Hands-on, experiential learning can be a great way to involve students of all ages in something that goes beyond the traditional classroom set-up.  With the growing popularity of maker spaces—places specifically geared toward providing the community with technology, tools, and a social environment in which to experiment—it’s easier than ever to help students of all ages engage in a vibrant way to learn.

Libraries, schools, and other social spaces are working together “to embrace a culture of experimentation and innovation,” according to the American Library Association’s report on “making” in the library.  The encouragement of trial and error can appeal especially to teens and tweens, often considered hard-to-reach age groups.   And the opportunity to tie maker space activities in with school curricula is not to be overlooked.
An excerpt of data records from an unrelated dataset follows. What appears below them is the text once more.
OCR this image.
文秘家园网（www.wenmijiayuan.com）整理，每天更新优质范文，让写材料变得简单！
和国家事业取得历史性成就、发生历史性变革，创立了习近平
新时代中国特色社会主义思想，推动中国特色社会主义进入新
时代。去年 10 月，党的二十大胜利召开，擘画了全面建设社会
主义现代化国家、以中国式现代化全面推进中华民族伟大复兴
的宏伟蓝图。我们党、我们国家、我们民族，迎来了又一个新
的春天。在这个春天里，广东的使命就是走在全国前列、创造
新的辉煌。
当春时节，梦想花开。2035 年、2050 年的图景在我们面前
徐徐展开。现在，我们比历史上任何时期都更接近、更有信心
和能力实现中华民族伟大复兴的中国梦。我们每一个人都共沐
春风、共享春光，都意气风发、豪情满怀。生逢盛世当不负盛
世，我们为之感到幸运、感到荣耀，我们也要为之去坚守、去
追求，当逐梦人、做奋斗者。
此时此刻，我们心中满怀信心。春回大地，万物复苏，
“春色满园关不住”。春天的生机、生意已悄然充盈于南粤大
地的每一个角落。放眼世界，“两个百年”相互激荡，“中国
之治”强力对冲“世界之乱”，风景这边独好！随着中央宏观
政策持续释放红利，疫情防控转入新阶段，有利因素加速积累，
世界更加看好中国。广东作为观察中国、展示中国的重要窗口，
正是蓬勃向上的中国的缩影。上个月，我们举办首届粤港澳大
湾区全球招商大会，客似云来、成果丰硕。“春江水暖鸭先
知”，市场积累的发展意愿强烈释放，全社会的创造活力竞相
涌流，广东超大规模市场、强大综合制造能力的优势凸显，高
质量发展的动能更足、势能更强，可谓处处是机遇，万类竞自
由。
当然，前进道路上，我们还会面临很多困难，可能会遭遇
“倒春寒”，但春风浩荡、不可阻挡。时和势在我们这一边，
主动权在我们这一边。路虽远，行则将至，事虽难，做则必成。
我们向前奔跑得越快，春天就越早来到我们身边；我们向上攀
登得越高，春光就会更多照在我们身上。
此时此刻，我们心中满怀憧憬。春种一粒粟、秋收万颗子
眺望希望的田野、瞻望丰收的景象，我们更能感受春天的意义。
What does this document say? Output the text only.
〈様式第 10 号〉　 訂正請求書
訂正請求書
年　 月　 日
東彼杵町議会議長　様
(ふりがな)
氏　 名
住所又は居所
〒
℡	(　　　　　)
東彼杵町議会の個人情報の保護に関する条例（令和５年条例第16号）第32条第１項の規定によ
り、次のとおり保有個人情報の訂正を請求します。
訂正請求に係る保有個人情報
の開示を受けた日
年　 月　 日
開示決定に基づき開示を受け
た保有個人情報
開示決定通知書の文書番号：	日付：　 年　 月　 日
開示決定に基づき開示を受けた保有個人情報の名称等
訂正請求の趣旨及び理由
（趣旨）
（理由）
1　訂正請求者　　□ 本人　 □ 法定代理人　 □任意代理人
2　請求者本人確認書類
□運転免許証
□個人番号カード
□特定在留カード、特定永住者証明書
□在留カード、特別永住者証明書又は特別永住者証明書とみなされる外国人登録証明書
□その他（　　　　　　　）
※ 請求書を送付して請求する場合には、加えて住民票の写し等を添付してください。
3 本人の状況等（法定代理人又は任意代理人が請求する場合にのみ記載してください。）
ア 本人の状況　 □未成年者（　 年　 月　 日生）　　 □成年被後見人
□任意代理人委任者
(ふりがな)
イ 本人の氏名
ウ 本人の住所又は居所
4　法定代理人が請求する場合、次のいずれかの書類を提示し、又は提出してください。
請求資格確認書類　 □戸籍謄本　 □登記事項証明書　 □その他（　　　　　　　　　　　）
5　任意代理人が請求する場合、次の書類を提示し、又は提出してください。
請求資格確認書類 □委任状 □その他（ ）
Maker space projects can include any (or all) of the following:

  • DIY bicycle repair
  • Crafting (knitting, sewing, crochet, etc.)
  • Computer programming
  • Robotics
  • Metal-working
  • Art projects

The key is to use a combination of technology and chances to learn by doing in a social environment.

Maker spaces also allow for a variety of opportunities to collaborate and partner amongst community organizations, such as libraries, schools, businesses, and nonprofits.  Organizations such as the Institute of Play have experimented with a multitude of ways to use game theory and other hands-on methods to get students interested in life-long learning in collaborative settings.

As it becomes more and more important to engage learners in new ways, the maker space movement provides tips and tricks beyond the traditional classroom to get kids involved and excited about learning new things.